Medusa's tale ends with her finally being beheaded. Her head was used as a weapon, since even when severed from her body it was still ugly and dangerous. Also, the blood that spilled from the head turned into poisonous snakes that infested the world. Now go buy some sexy-ass clothes, damn you!

#5. Trojan Condoms

The Symbol Is Used For:

Condoms, presumably to project strength and masculinity.

Via Yourlogoresources.com
Don't forget head. It definitely projects head.

But the Symbol Actually Means:

A container that broke open and released a murderous swarm of warriors.

They might be the most famous example, but the biggest condom company in the U.S. is hardly the only instance of somebody using "Trojan" as their mascot. The University of Southern California uses it as the mascot for their sports teams, and Googling around will reveal lots of companies adopting it for their name and logo. And why not? Trojans were badass warriors. Troy is, after all, the city that withstood an assault from the entirety of Greece for 10 straight years. Strong, resilient, everything you could want in both a football team and something that hugs your boner during sex.

Via Wikipedia
Makes you want to drag dead bodies behind your chariot like wedding cans.

But ask anyone what they think of when they hear the word "Trojan," and they're going to tell you about the Trojan horse. The most famous part of the Trojan war story. You know, at the end, when Troy lost. You know the story, right? The invaders built a huge wooden horse, their soldiers hid inside of it and the Trojans stupidly wheeled it inside their walls? Then the soldiers sneaked out and murdered everyone?
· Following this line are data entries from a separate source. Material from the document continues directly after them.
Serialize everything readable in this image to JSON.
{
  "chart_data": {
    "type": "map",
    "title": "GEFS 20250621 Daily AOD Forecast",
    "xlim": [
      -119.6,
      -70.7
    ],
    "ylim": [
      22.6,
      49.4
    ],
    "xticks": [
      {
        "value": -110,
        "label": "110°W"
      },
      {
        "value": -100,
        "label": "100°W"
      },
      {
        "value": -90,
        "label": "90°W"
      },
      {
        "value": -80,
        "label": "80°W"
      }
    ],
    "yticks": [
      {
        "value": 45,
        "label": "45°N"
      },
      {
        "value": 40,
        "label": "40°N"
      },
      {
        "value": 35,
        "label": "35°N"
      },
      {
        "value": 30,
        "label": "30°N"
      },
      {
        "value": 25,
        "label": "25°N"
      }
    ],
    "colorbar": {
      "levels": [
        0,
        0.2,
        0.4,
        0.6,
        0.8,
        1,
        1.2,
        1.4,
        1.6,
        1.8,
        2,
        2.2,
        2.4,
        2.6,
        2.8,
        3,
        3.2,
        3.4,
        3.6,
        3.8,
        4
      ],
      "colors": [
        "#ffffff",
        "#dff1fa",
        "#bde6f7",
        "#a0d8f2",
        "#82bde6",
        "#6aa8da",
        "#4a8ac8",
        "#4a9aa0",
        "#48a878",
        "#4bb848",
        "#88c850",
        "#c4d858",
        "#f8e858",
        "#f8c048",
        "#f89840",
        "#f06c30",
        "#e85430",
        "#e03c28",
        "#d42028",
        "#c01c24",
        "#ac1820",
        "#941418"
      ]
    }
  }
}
After all, that's how we get another popular usage of the word "Trojan," the kind of computer virus. It's not called that for its ability to trap semen. Instead, it's a benign-looking download that opens up and releases seven billion animated gifs of dicks onto your hard drive.

Photos.com
"His tail is raising! Unplug the tower!"

So what we're saying is that "Trojan" was probably not the best choice of words for something you're trying to convince a woman to put inside her body. Unless the goal was to convince her it was safe, before ...

Ah, never mind.

#4. The Volkswagen Phaeton

The Symbol Is Used For:

A line of luxury sedans.

But the Symbol Actually Means:

A reckless teen who almost destroyed the world with his shitty driving.

Motor companies tend to name their cars based on what rolls nicely off the tongue. Either it's a meaningless, simple word (Ford Escort, Honda Civic) or it's one that invokes thoughts of speed and danger, like "viper" or "mustang." So Volkswagen probably just thought "Phaeton" was a cool word. After all, it sounds like a weapon out of Star Trek or something.

Getty
Or every dance crew ever formed.

They presumably did not know that the story of Phaeton from Greek mythology is the tale of a headstrong young man who, when he came of age, asked to borrow his father's chariot. When his father said, "Sure, whatever," Phaeton went out, had some fun and almost crashed it before Zeus killed him with a lightning bolt. We all have a similar story from our youth.

Phaeton was the son of Apollo, the god who carried the sun across the sky, so his "chariot" he was borrowing was also towing the sun around. So maybe that was the idea, that this car is so badass that you'll feel like you're driving a chariot hauling the massive, burning sun behind you?

Getty
Or Matthew Perry, which is pretty much the same load.

But that just makes the story worse, since crashing his chariot meant crashing the sun into the Earth. So Volkswagen named their luxury sedan after a near-apocalyptic drunk driving incident. One that was only avoided because someone murdered the driver before he could do any further damage.